最も重い処分となったのは安倍派幹部の塩谷立元文科大臣と世耕弘成前参院幹事長の「離党勧告」で、最も軽い処分となったのは500万円以上~1000万円未満の不記載などがあった安倍派議員17人となった。
離党勧告を受け、世耕氏は直後に離党届を提出し、受理されている。
自民党はこれまで「政治と金」の問題で不起訴となった議員に対しては、基本的に処分をおこなってこなかったが、今回は社会的影響や世論におされる形で処分せざるを得ない状況に追い込まれた形だ。
処分をめぐっては、党幹部の間にも「党内融和を考え甘い処分にすべき」という意見と「世論を考えた厳しい処分にすべき」という意見があり、調整は難航した。
8段階ある自民党の処分、その違いで一体何が変わるのだろうか。
自民党8つの処分

自民党の処分には重い方から①除名、②離党勧告、③党員資格の停止、④選挙の非公認、⑤国会・政府の役職辞任勧告、⑥党の役職停止、⑦戒告、⑧党則遵守の勧告がある。
この処分の1段階の差は、選挙での当落さえも左右しかねず、処分を受ける議員にとってはまさに死活問題となる。
以下、党関係者への取材などをもとに、それぞれどのような処分なのか、また処分が1つ上がるごとにどのような影響が出てくるのかをまとめた。
⑧党則遵守の勧告(該当無し)
党則を守るよう勧告するもので、スポーツで例えるならレフェリーが口頭で注意するようなもの。
⑦戒告(安倍派議員17人)
問題行動を戒めるための注意。サッカーで言うところのイエローカードのようなもの。もう一度同じような過ちをすればより重い処分となることもある。
→不記載額が500万円以上 1000万円未満議員
対象:丸川珠代元五輪担当大臣、柴山昌彦元文科大臣ら17人
⑥党の役職停止(安倍派・二階派議員17人)
党の役員や部会長など、党の役職に就くことが出来ない。
※3か月以上2年以内の期間を定めて実施。

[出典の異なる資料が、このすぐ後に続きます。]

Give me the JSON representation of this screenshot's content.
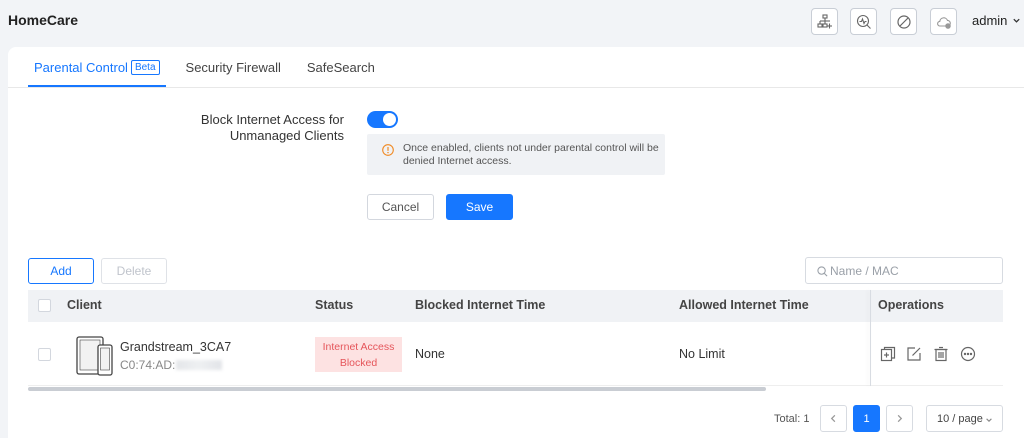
{
  "header": {
    "brand": "HomeCare",
    "user": "admin",
    "icons": [
      "network-add-icon",
      "diagnose-icon",
      "block-icon",
      "cloud-icon"
    ]
  },
  "tabs": [
    {
      "label": "Parental Control",
      "badge": "Beta",
      "active": true
    },
    {
      "label": "Security Firewall",
      "active": false
    },
    {
      "label": "SafeSearch",
      "active": false
    }
  ],
  "setting": {
    "label_line1": "Block Internet Access for",
    "label_line2": "Unmanaged Clients",
    "enabled": true,
    "notice": "Once enabled, clients not under parental control will be denied Internet access."
  },
  "form_buttons": {
    "cancel": "Cancel",
    "save": "Save"
  },
  "toolbar": {
    "add": "Add",
    "delete": "Delete",
    "search_placeholder": "Name / MAC"
  },
  "table": {
    "columns": [
      "Client",
      "Status",
      "Blocked Internet Time",
      "Allowed Internet Time",
      "Operations"
    ],
    "rows": [
      {
        "client_name": "Grandstream_3CA7",
        "client_mac": "C0:74:AD:",
        "status_line1": "Internet Access",
        "status_line2": "Blocked",
        "blocked_time": "None",
        "allowed_time": "No Limit"
      }
    ]
  },
  "pagination": {
    "total": "Total: 1",
    "current_page": "1",
    "page_size": "10 / page"
  },
  "colors": {
    "accent": "#1677ff",
    "blocked_bg": "#fde2e2",
    "blocked_text": "#e5555a"
  }
}
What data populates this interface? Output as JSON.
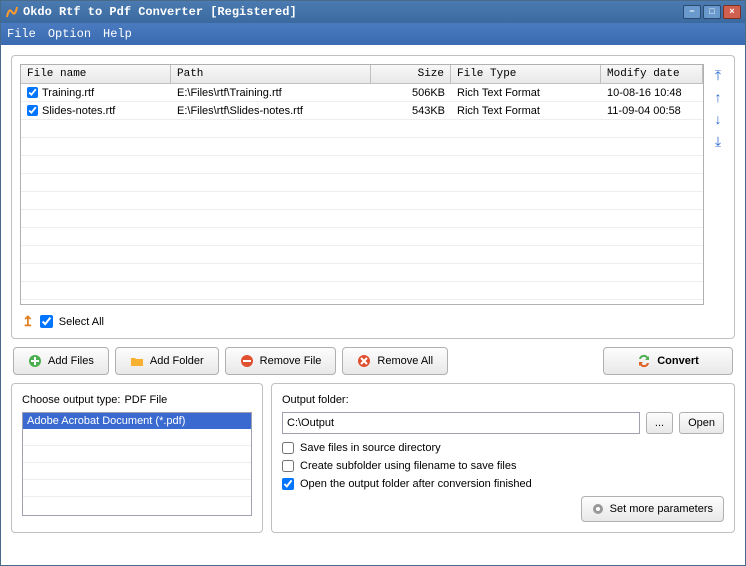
{
  "title": "Okdo Rtf to Pdf Converter [Registered]",
  "menu": {
    "file": "File",
    "option": "Option",
    "help": "Help"
  },
  "columns": {
    "filename": "File name",
    "path": "Path",
    "size": "Size",
    "filetype": "File Type",
    "modify": "Modify date"
  },
  "rows": [
    {
      "checked": true,
      "name": "Training.rtf",
      "path": "E:\\Files\\rtf\\Training.rtf",
      "size": "506KB",
      "type": "Rich Text Format",
      "modify": "10-08-16 10:48"
    },
    {
      "checked": true,
      "name": "Slides-notes.rtf",
      "path": "E:\\Files\\rtf\\Slides-notes.rtf",
      "size": "543KB",
      "type": "Rich Text Format",
      "modify": "11-09-04 00:58"
    }
  ],
  "selectAll": "Select All",
  "buttons": {
    "addFiles": "Add Files",
    "addFolder": "Add Folder",
    "removeFile": "Remove File",
    "removeAll": "Remove All",
    "convert": "Convert"
  },
  "outputType": {
    "label": "Choose output type:",
    "value": "PDF File",
    "option": "Adobe Acrobat Document (*.pdf)"
  },
  "outputFolder": {
    "label": "Output folder:",
    "value": "C:\\Output",
    "browse": "...",
    "open": "Open"
  },
  "checks": {
    "saveSource": {
      "label": "Save files in source directory",
      "checked": false
    },
    "subfolder": {
      "label": "Create subfolder using filename to save files",
      "checked": false
    },
    "openAfter": {
      "label": "Open the output folder after conversion finished",
      "checked": true
    }
  },
  "moreParams": "Set more parameters"
}
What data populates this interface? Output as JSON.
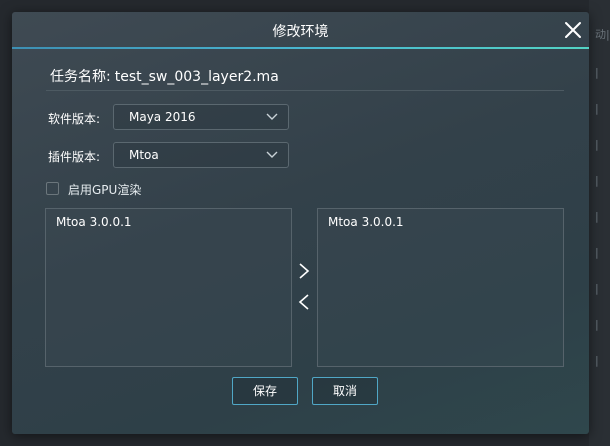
{
  "background": {
    "side_rows": [
      "动|",
      "|",
      "|",
      "|",
      "|",
      "|",
      "|",
      "|",
      "|",
      "|"
    ]
  },
  "dialog": {
    "title": "修改环境",
    "close_icon": "close-icon",
    "task_label": "任务名称:",
    "task_name": "test_sw_003_layer2.ma",
    "software_label": "软件版本:",
    "software_value": "Maya 2016",
    "plugin_label": "插件版本:",
    "plugin_value": "Mtoa",
    "gpu_label": "启用GPU渲染",
    "gpu_checked": false,
    "left_list": {
      "items": [
        "Mtoa 3.0.0.1"
      ]
    },
    "right_list": {
      "items": [
        "Mtoa 3.0.0.1"
      ]
    },
    "move_right_icon": "chevron-right-icon",
    "move_left_icon": "chevron-left-icon",
    "save_label": "保存",
    "cancel_label": "取消"
  },
  "colors": {
    "accent": "#4fb3cf",
    "header_line_end": "#53d3c4",
    "button_border": "#50a7c6",
    "dialog_bg": "#35434b"
  }
}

期間が過ぎれば自動的に解除される。
→(1年)派閥の幹部および5年間の不記載額が2000万円以上の議員
対象:松野博一前官房長官、萩生田光一前政調会長、武田良太元総務大臣ら9人
→(6か月)上記以外で、5年間の不記載額が1000万円以上2000万円未満の議員
対象:衛藤征士郎元防衛庁長官、杉田水脈衆院議員ら8人
⑤国会・政府の役職辞任勧告(該当無し)
大臣・副大臣・政務官など政府の役職や、各委員会の委員長など国会での役職に就くことが出来ない。

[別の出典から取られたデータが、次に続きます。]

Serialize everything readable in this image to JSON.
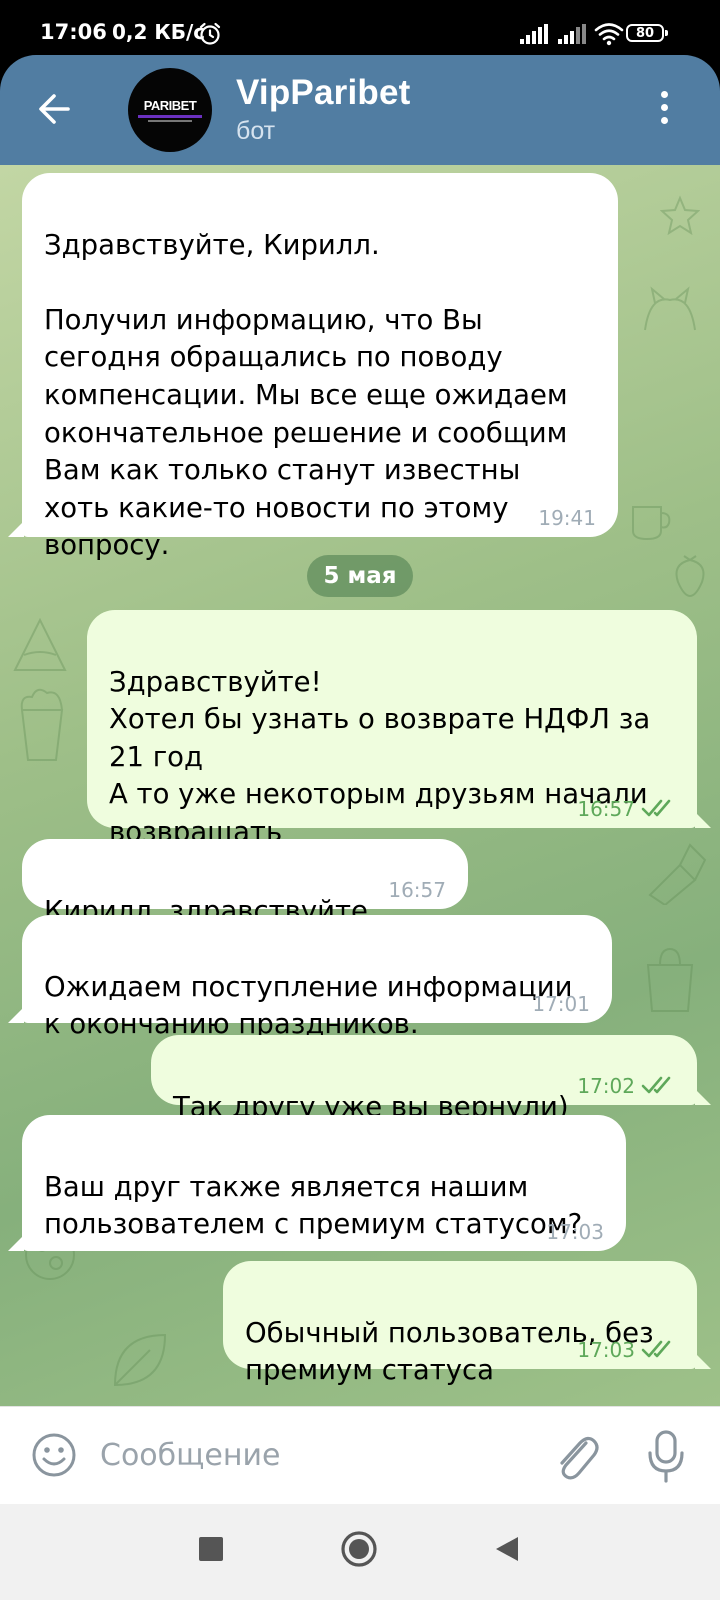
{
  "status_bar": {
    "time": "17:06",
    "speed": "0,2 КБ/с",
    "battery": "80",
    "alarm_icon": "alarm-clock-icon",
    "signal_icon": "cell-signal-icon",
    "wifi_icon": "wifi-icon"
  },
  "header": {
    "title": "VipParibet",
    "subtitle": "бот",
    "avatar_text": "PARIBET",
    "back_icon": "arrow-left-icon",
    "menu_icon": "more-vertical-icon",
    "bar_color": "#517da2"
  },
  "chat": {
    "date_separator": "5 мая",
    "incoming_color": "#ffffff",
    "outgoing_color": "#effdde",
    "read_icon": "double-check-icon",
    "messages": [
      {
        "direction": "in",
        "text": "Здравствуйте, Кирилл.\n\nПолучил информацию, что Вы\nсегодня обращались по поводу\nкомпенсации. Мы все еще ожидаем\nокончательное решение и сообщим\nВам как только станут известны\nхоть какие-то новости по этому\nвопросу.",
        "time": "19:41"
      },
      {
        "direction": "out",
        "text": "Здравствуйте!\nХотел бы узнать о возврате НДФЛ за\n21 год\nА то уже некоторым друзьям начали\nвозвращать",
        "time": "16:57",
        "read": true
      },
      {
        "direction": "in",
        "text": "Кирилл, здравствуйте",
        "time": "16:57"
      },
      {
        "direction": "in",
        "text": "Ожидаем поступление информации\nк окончанию праздников.",
        "time": "17:01"
      },
      {
        "direction": "out",
        "text": "Так другу уже вы вернули)",
        "time": "17:02",
        "read": true
      },
      {
        "direction": "in",
        "text": "Ваш друг также является нашим\nпользователем с премиум статусом?",
        "time": "17:03"
      },
      {
        "direction": "out",
        "text": "Обычный пользователь, без\nпремиум статуса",
        "time": "17:03",
        "read": true
      }
    ]
  },
  "composer": {
    "placeholder": "Сообщение",
    "emoji_icon": "smiley-icon",
    "attach_icon": "paperclip-icon",
    "mic_icon": "microphone-icon"
  },
  "nav_bar": {
    "recents_icon": "square-icon",
    "home_icon": "circle-icon",
    "back_icon": "triangle-back-icon"
  }
}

以上は、党紀委員会だけでなく、幹事長の権限で処分をおこなうことも出来る。
以下は、党紀委員会のみが処分をおこなうことができ、選挙への影響も大きくなるため、処分を受ける議員にしてみれば非常に重い処分だと言える。
④選挙の非公認(該当無し)
選挙の際、公認を得られず無所属での出馬となる。このため比例候補となることが出来ない。

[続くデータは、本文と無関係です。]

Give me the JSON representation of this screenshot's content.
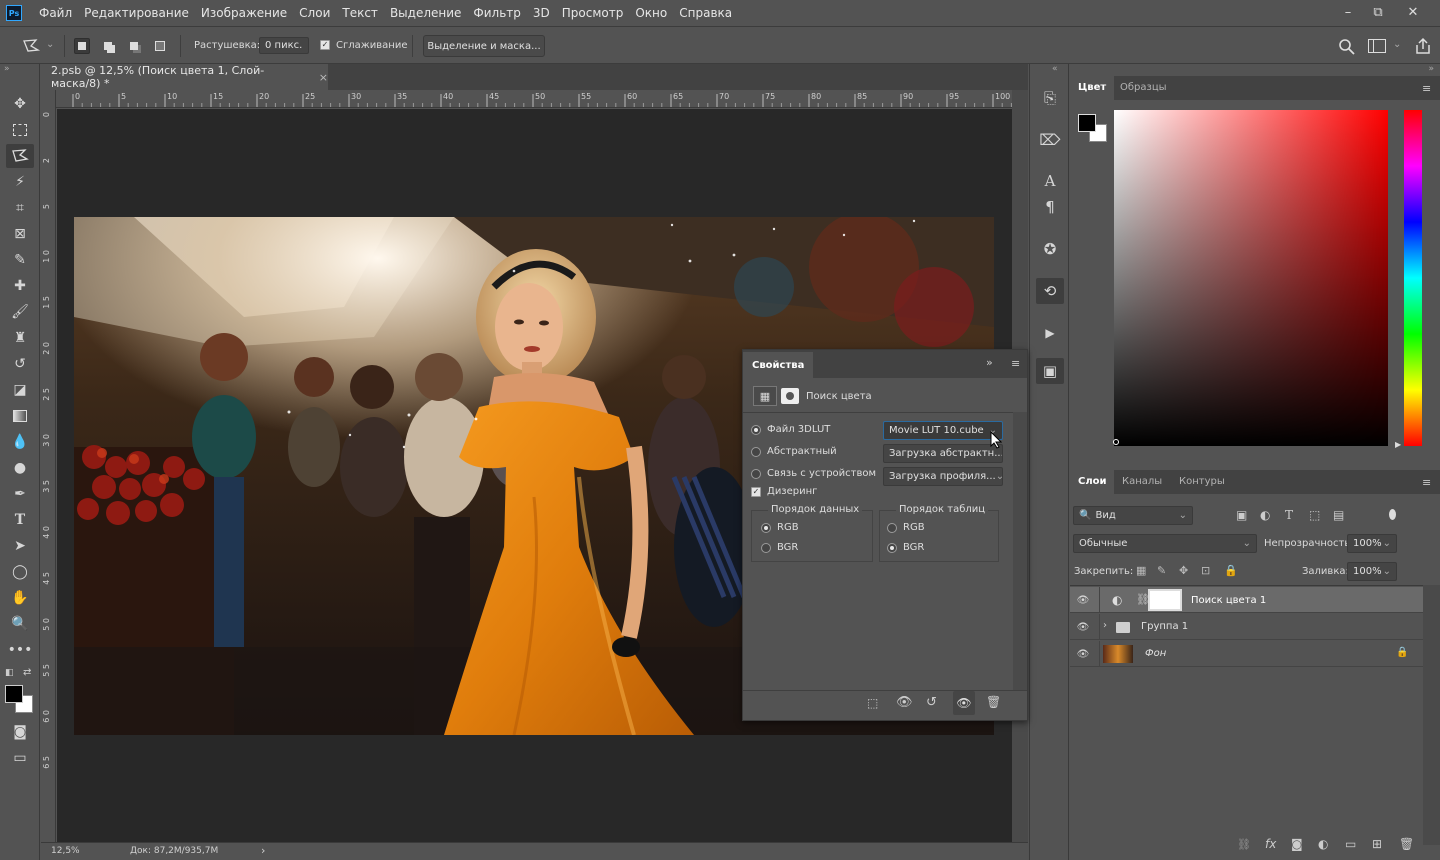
{
  "menu": [
    "Файл",
    "Редактирование",
    "Изображение",
    "Слои",
    "Текст",
    "Выделение",
    "Фильтр",
    "3D",
    "Просмотр",
    "Окно",
    "Справка"
  ],
  "app_icon": "Ps",
  "window_controls": {
    "minimize": "–",
    "restore": "⧉",
    "close": "✕"
  },
  "options": {
    "feather_label": "Растушевка:",
    "feather_value": "0 пикс.",
    "antialias_label": "Сглаживание",
    "select_mask_button": "Выделение и маска..."
  },
  "document": {
    "tab_title": "2.psb @ 12,5% (Поиск цвета 1, Слой-маска/8) *",
    "close": "×",
    "zoom": "12,5%",
    "doc_info": "Док: 87,2M/935,7M",
    "ruler_top": [
      "0",
      "5",
      "10",
      "15",
      "20",
      "25",
      "30",
      "35",
      "40",
      "45",
      "50",
      "55",
      "60",
      "65",
      "70",
      "75",
      "80",
      "85",
      "90",
      "95",
      "100"
    ],
    "ruler_left": [
      "0",
      "2",
      "5",
      "1 0",
      "1 5",
      "2 0",
      "2 5",
      "3 0",
      "3 5",
      "4 0",
      "4 5",
      "5 0",
      "5 5",
      "6 0",
      "6 5"
    ]
  },
  "properties": {
    "title": "Свойства",
    "subtitle": "Поиск цвета",
    "options": [
      {
        "label": "Файл 3DLUT",
        "selected": true,
        "dropdown": "Movie LUT 10.cube"
      },
      {
        "label": "Абстрактный",
        "selected": false,
        "dropdown": "Загрузка абстрактн..."
      },
      {
        "label": "Связь с устройством",
        "selected": false,
        "dropdown": "Загрузка профиля..."
      }
    ],
    "dither_label": "Дизеринг",
    "data_order": {
      "title": "Порядок данных",
      "options": [
        "RGB",
        "BGR"
      ],
      "selected": 0
    },
    "table_order": {
      "title": "Порядок таблиц",
      "options": [
        "RGB",
        "BGR"
      ],
      "selected": 1
    }
  },
  "right_panel": {
    "color_tabs": [
      "Цвет",
      "Образцы"
    ],
    "layers_tabs": [
      "Слои",
      "Каналы",
      "Контуры"
    ],
    "filter_label": "Вид",
    "blend_mode": "Обычные",
    "opacity_label": "Непрозрачность:",
    "opacity_value": "100%",
    "lock_label": "Закрепить:",
    "fill_label": "Заливка:",
    "fill_value": "100%",
    "layers": [
      {
        "name": "Поиск цвета 1",
        "type": "adjustment",
        "selected": true
      },
      {
        "name": "Группа 1",
        "type": "group",
        "selected": false
      },
      {
        "name": "Фон",
        "type": "background",
        "selected": false
      }
    ]
  },
  "colors": {
    "accent": "#31a8ff",
    "foreground": "#000000",
    "background": "#ffffff",
    "picker_hue": "#ff0000"
  }
}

衆議院では、比例復活出来なくなる他、政見放送も出来なくなる。
また、党公認候補に比べ、割り当てられるポスターやビラの枚数も減ることになる。
自民党ではこれまで「選挙の非公認」の処分はおこなわれておらず、今回は一時検討されたものの、結局踏襲された。
③党員資格の停止(3人)
自民党員としての資格が停止されるため、総裁選への立候補や投票が出来なくなるほか、党の会合に出席することなども出来なくなる。
選挙区の支部長にもなれず、企業や団体から寄付が受けられなくなるため資金面での影響も大きくなる。
※3か月以上2年以内の期間を定めて実施。期間が過ぎれば自動的に解除される。
対象:(1年)下村博文元文科大臣、西村康稔前経産大臣
対象:(6か月)高木毅前国対委員長
②離党勧告(2人)
自民党を離党するため、自民党員としての活動が出来なくなる。
離党勧告を受けて離党しなければ、除名となる。
会社で言うところの「退職奨励」のイメージ。
自ら離党することで、復党の道が残される。
対象:塩谷立元文科大臣、世耕弘成前参院幹事長
①除名(該当無し)
自民党員ではなくなり、基本的に復党も許されない。
会社で言うところの「懲戒解雇」のイメージ。
以上のように、自民党の処分は8つに分かれている。